3 General Ensemble Properties
The results of this chapter can be reproduced with the following Jupyter notebook: https://github.com/re-models/re-technical-report/blob/main/notebooks/chapter_general-props.ipynb.
Before analyzing how the model variants perform with regard to the described performance criteria, we will analyze some basic features of model runs that help us understand the model better. The resulting insights will (hopefully) help to understand and interpret some of the results, we will present in subsequent chapters.
In particular, we assess the overall length of processes, the (mean) step length of commitments adjustments steps, properties of global optima and the extent of branching.
Here and in the following chapters, we will assess different properties of model runs and their dependence (mainly) on the chosen model variant, the selection of \(\alpha\) weights and the size of the sentence pool. Admittedly, other dimensions as, for instance, properties of the dialectical structures (such as inferential density) are also interesting as independent variables to assess the performance of the different models. However, we had to confine the analysis to some extent and regard the chosen dimensions as particularly important.

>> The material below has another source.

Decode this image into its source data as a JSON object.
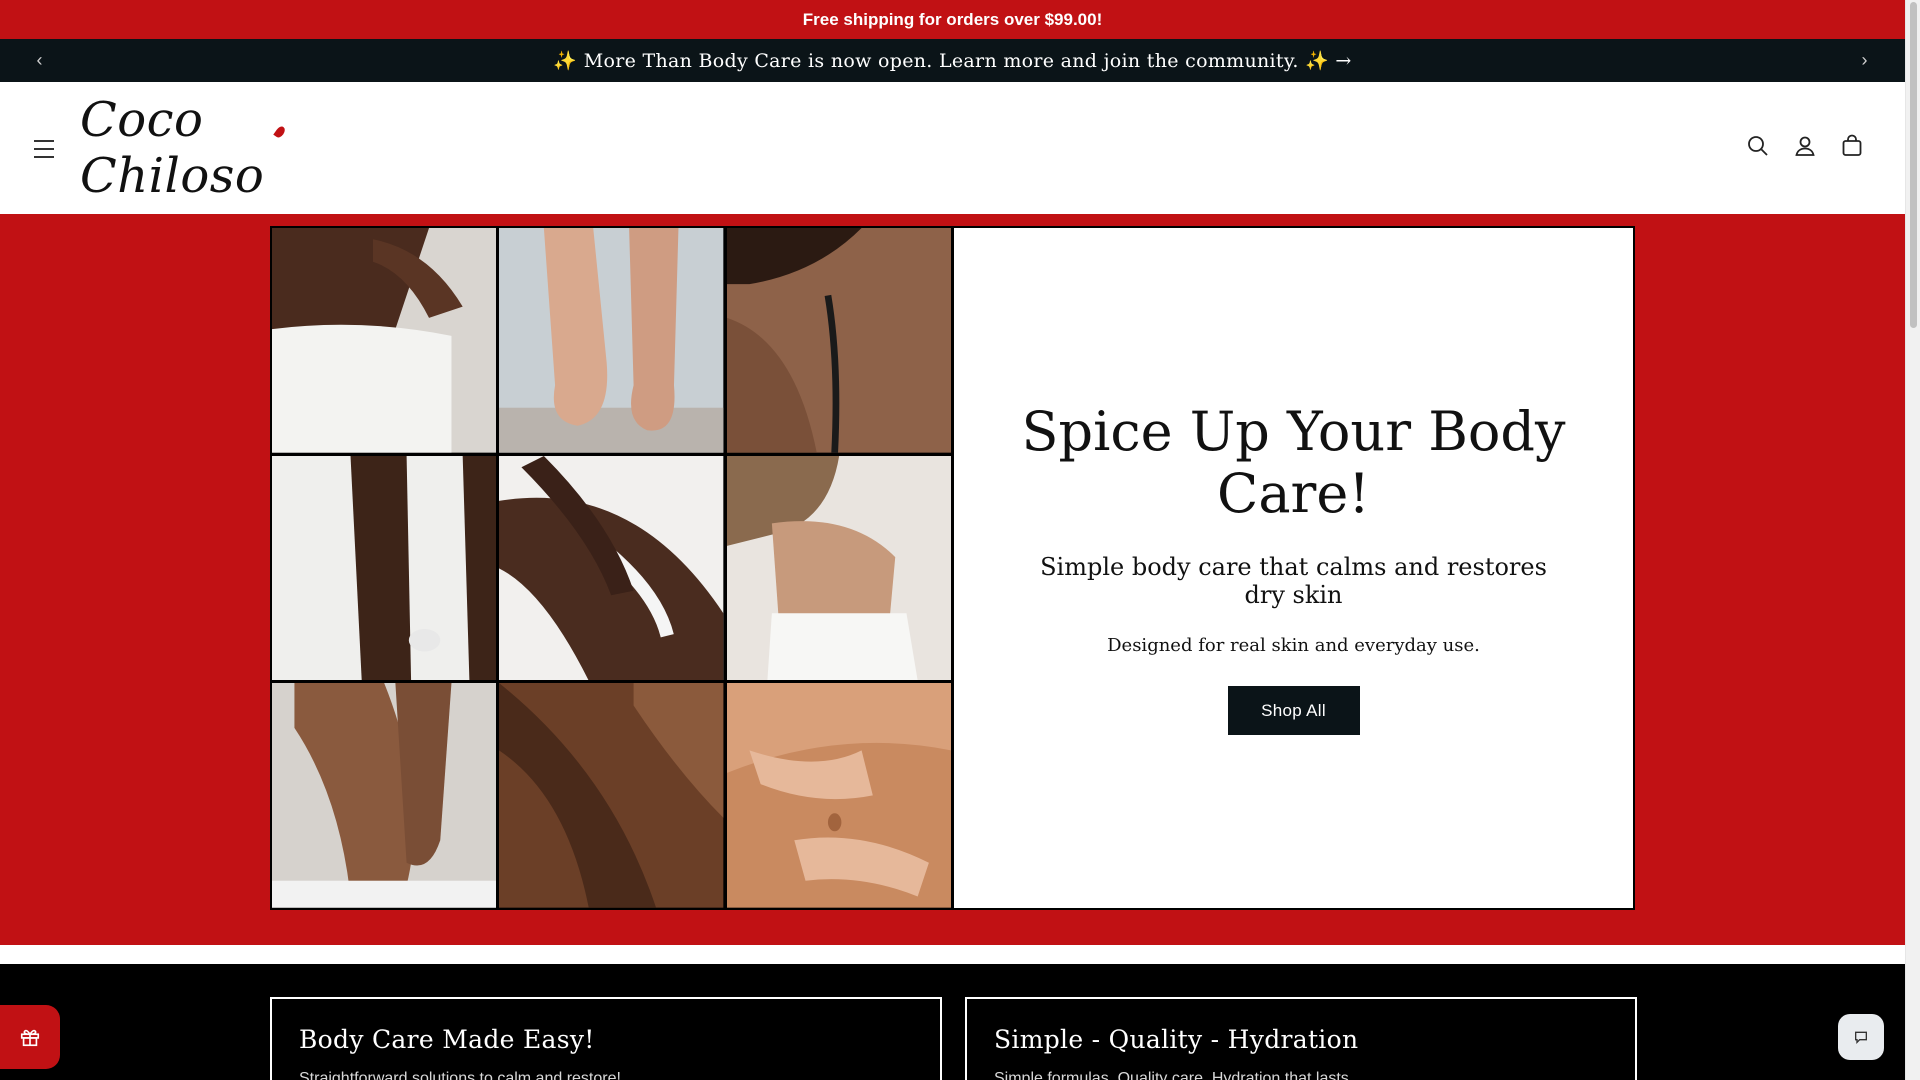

Since we want to compare the performance of different model variants, we have, of course, to vary the model. The variation of \(\alpha\)-weights is important since the modeler has to choose a particular set of \(\alpha\)-weights in a specific context. It is therefore not enough to know how the different models compare to each other on average (with respect to \(\alpha\)-weights) but important to compare them within different confined spectra of \(\alpha\)-weight configurations. The dependence on the size of the sentence pool is motivated by the practical restrictions to use semi-globally optimizing model variants. Due to computational complexity the use of semi-globally optizing models is feasible for small sentence pools only. However, these small sentence pools are too small to model reflective equilibration of actual real-world debates.1 Accordingly, we are confined to use locally optimizing models in these cases. It is, therefore, of particular interest whether the observations of this ensemble study can be generalised to larger sentence pools.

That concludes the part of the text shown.